Things are looking up which is great. I still feel a bit at the beginning of a journey and things feel very new and exciting. I’ve basically been making more of a conscious effort to e-mail, call etc and organise stuff to do with people I get on with. In the past I’ve either spread myself too thinly where I didn’t really get to know anyone, or I put barriers up…this time I’m aiming to find a happy medium and not worry about all these stupid rules and regulations I’d previously put on myself. I’ve organised to go and see a gig for my birthday, something which I’m dead proud of, because previously I hated celebrating my birthday as I always feared nobody would come and I hadn’t really established any friendships. Nice!



Some good mates

I’m in my late 20’s and since I went to secondary school I’ve struggled to have a group of mates which I feel I could feel confident as calling my friends. It’s very frustrating, because I’m not an arsehole nor am I a hermite; normally I can talk to people quite easily, and people seem to really like me.

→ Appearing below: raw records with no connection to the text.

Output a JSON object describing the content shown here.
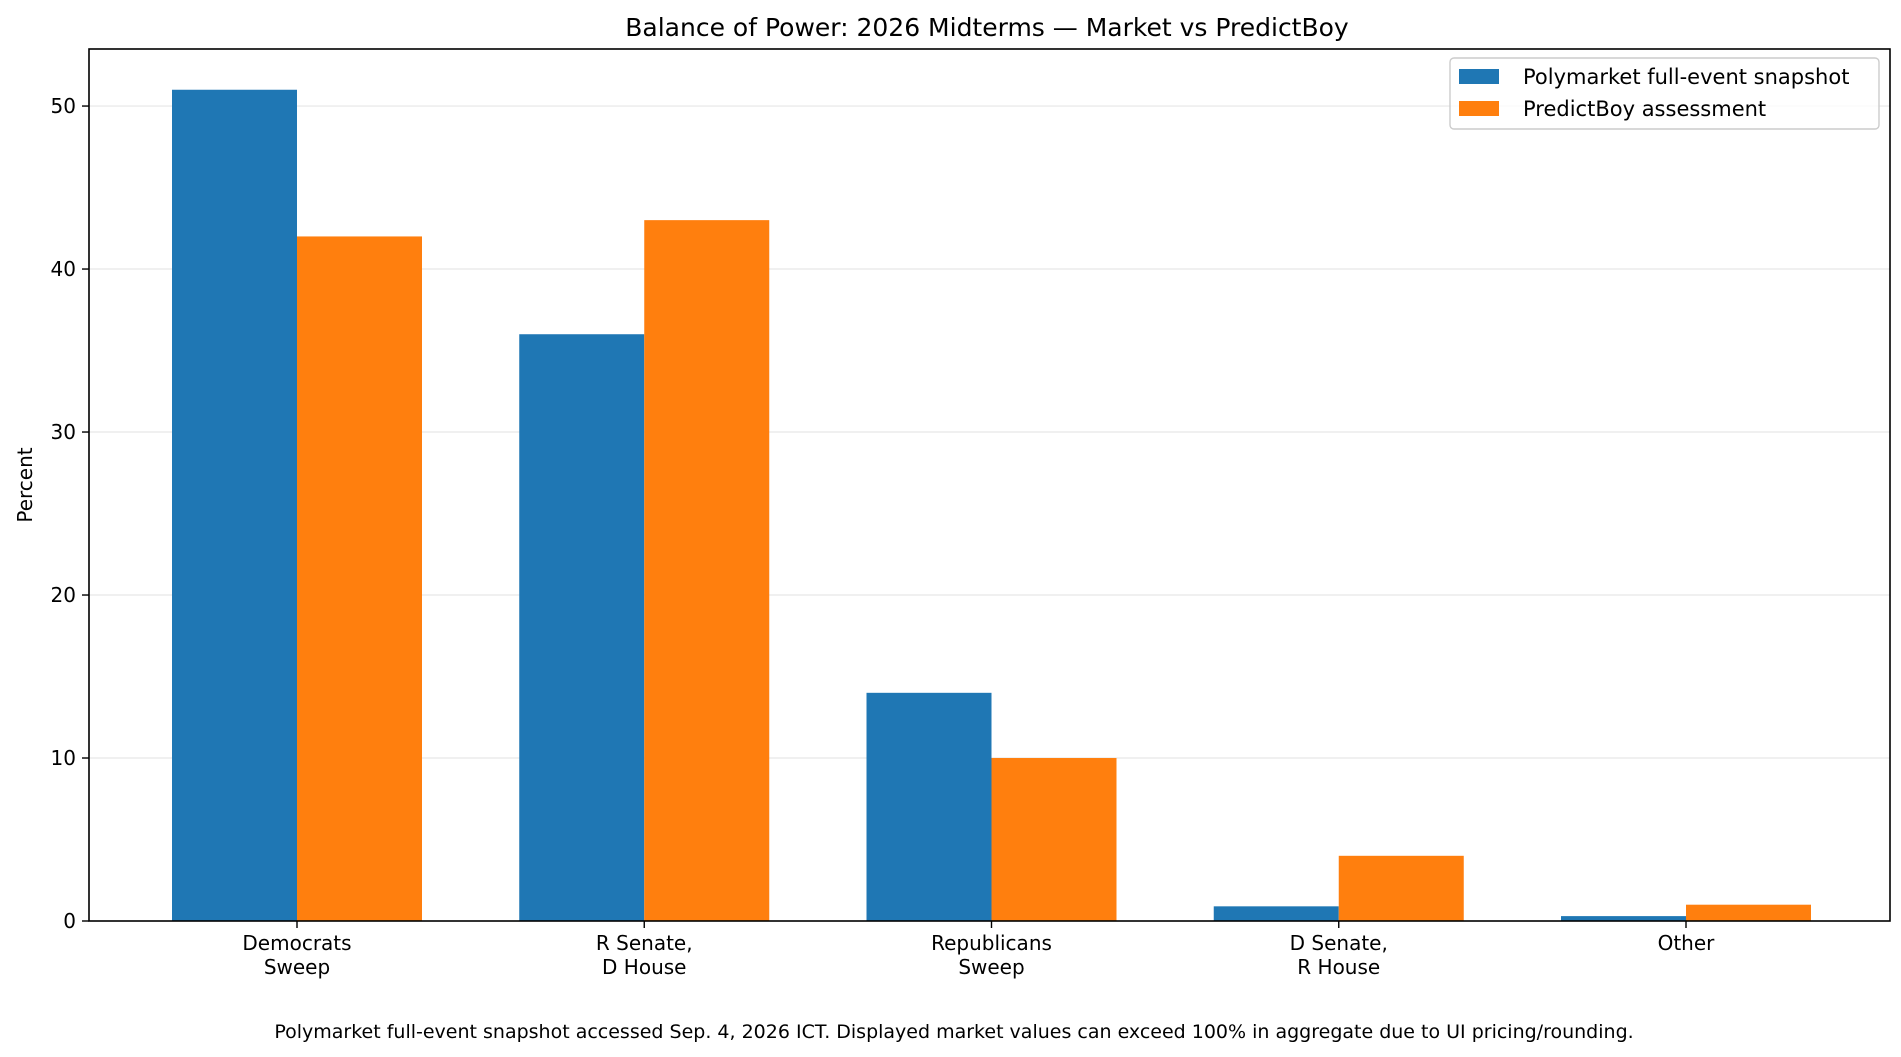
{
  "chart_data": {
    "type": "bar",
    "title": "Balance of Power: 2026 Midterms — Market vs PredictBoy",
    "xlabel": "",
    "ylabel": "Percent",
    "ylim": [
      0,
      53.5
    ],
    "yticks": [
      0,
      10,
      20,
      30,
      40,
      50
    ],
    "grid": "horizontal",
    "legend_position": "top-right",
    "categories": [
      [
        "Democrats",
        "Sweep"
      ],
      [
        "R Senate,",
        "D House"
      ],
      [
        "Republicans",
        "Sweep"
      ],
      [
        "D Senate,",
        "R House"
      ],
      [
        "Other"
      ]
    ],
    "series": [
      {
        "name": "Polymarket full-event snapshot",
        "color": "#1f77b4",
        "values": [
          51,
          36,
          14,
          0.9,
          0.3
        ]
      },
      {
        "name": "PredictBoy assessment",
        "color": "#ff7f0e",
        "values": [
          42,
          43,
          10,
          4,
          1
        ]
      }
    ],
    "footnote": "Polymarket full-event snapshot accessed Sep. 4, 2026 ICT. Displayed market values can exceed 100% in aggregate due to UI pricing/rounding."
  }
}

Its all a bit strange really…I think the reason why I don’t feel part of something is because I think of friendship in the wrong way. In the past, but not always, I have tended to worry about other people’s judgements of the people I was chatting with, whether they were cool; acceptable; etc rather than what I thought of them and whether I liked them. I also can sometimes, go in on myself and decide to exclude myself as I either panic about letting them see the whole me (both confident and a bit unsteady) as I think they would think bad of me, or feel that I wouldn’t be missed. I’ve started to take the first steps to go out and meet new people and have arranged to meet a couple of mates this week for a beer or two…I think I’ve just got to go for it and enjoy my time with these people rather than worrying about all this stupid stuff about image, success, popularity, coolness and just appreciate people for who they are.